If I tried to run a field research program while doing every other part of my job, I doubt I’d be able to get high quality fieldwork done. I’ve figured out, in a clearly suboptimal fashion, how to juggle writing, teaching, analysis, mentoring during the year, service, and all that stuff. I can’t imagine adding “data collection” to that list of things to juggle during the academic year.
(And, of course, my greatest responsibility and source of joy is being a parent. But this isn’t a Daddy blog, even though I wish such a genre existed. Even though I spend my time writing here about research, don’t be mistaken. I’ve already established that parenting and spousal duties are more important than everything else.)
When I finish a field experiment, it’s over. One project might build upon the other, but I work with discrete ending points, and that’s when I pull the flags from our field sites and pack things to go home. I’ve hired people to do things in my absence for bigger projects, but for most work, I don’t have the option of just returning to do more. If an editor or reviewer asks for another sample, you know what? They’re out of luck, and I’m out of luck. They can buy their own plane ticket to Costa Rica to get that additional data point, if they don’t want to publish the paper without it.

My field site.
This finality of data collection helps me to get stuff done. I have no doubt when I need to start analyzing and writing the manuscript. It’s as soon as I leave the country.
I never think to myself, “Here is a little something which is missing from this project to make it complete.” Instead, I tell myself, “I have to package this as a complete project, and accept the fact that there are some missing holes.”
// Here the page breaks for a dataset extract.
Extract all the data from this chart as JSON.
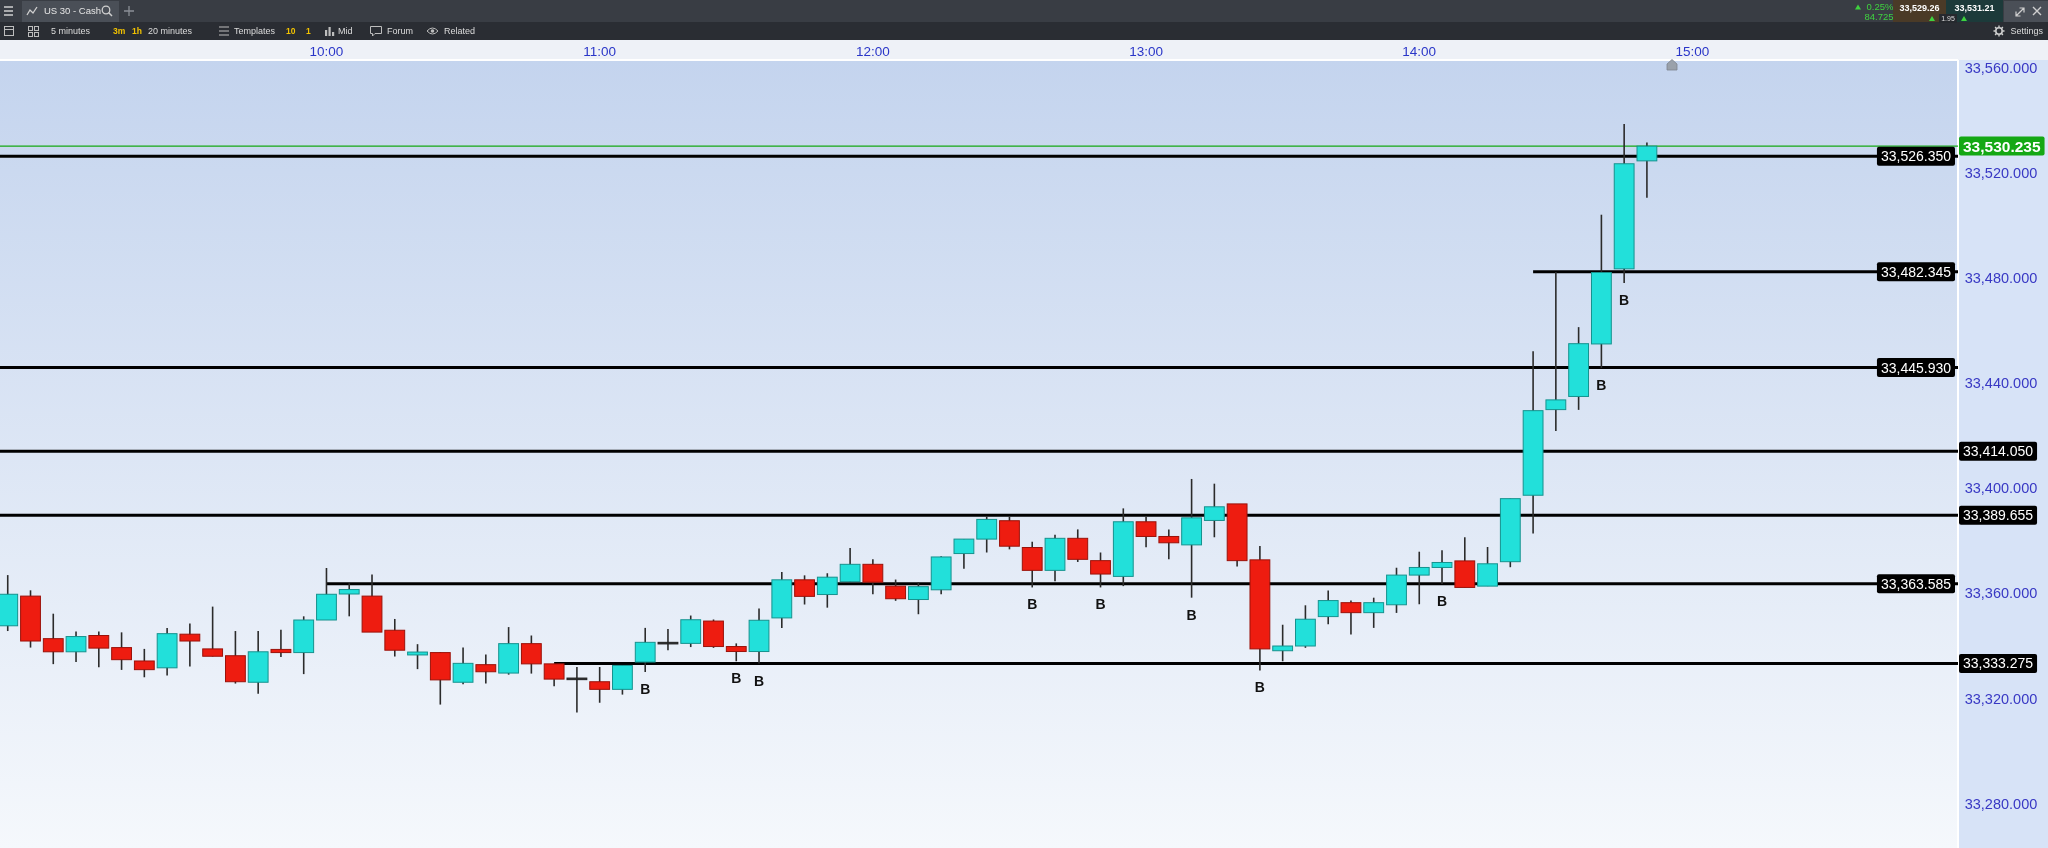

There’s another reason that working far away lets me get more work done. When I go to my field station, I’m in 100% data-collection mode. We’re running experiments full time, and I’m usually working my butt off. And I’m working my students’ butts off. There’s no way I could give so much focus to work like that while I’m at home, because I’d have to get home and cook dinner, and I’d choose to hang out with my kid at times. When I’m in the field, my responsibility to home is an evening video chat date, which is sometimes missed on one side or the other.
There’s also no way that I would be able to get so much dedication and effort from the students in my lab, without taking them to a kind-of-remote rainforest. When you plop people down in a place where there is nothing to do but fieldwork and labwork, and that’s mostly what you get. (If you bring the right people. I’m getting better at that over the years, but there are always flukes. Flukes, you know, are a kind of parasite.)
I’d guess that work happens by students on site about 12 hours per day, in one form or another. You don’t get that kind of consistent work at that level for an extended period at home. (I lament that the internet has gotten faster on station, because those with an internet addiction have a hard time fully dedicating themselves to their work.) So, at the end of a field season, we have a relative ton of data, much more than I’d have than if I tried to work locally or in the lab.
Some lab work does happen during the academic year, mostly dealing with samples that we collected during the summertime. However, we reserve the academic year for writing manuscripts and preparing for the next field season. Data only gets collected in intermittent bursts, and that has been more than enough for my lab. The fact that I can’t collect data except when I fly to Costa Rica forces me to spend my time writing up the results. That gives me a lot of time to write without any other research-related distraction.
If I block away time during the academic year, it’s usually not to do lab work, it’s only to analyze and to write. When I do research while abroad, it’s only to collect data, and not to write. This temporal polyethism is what allows me to get stuff done.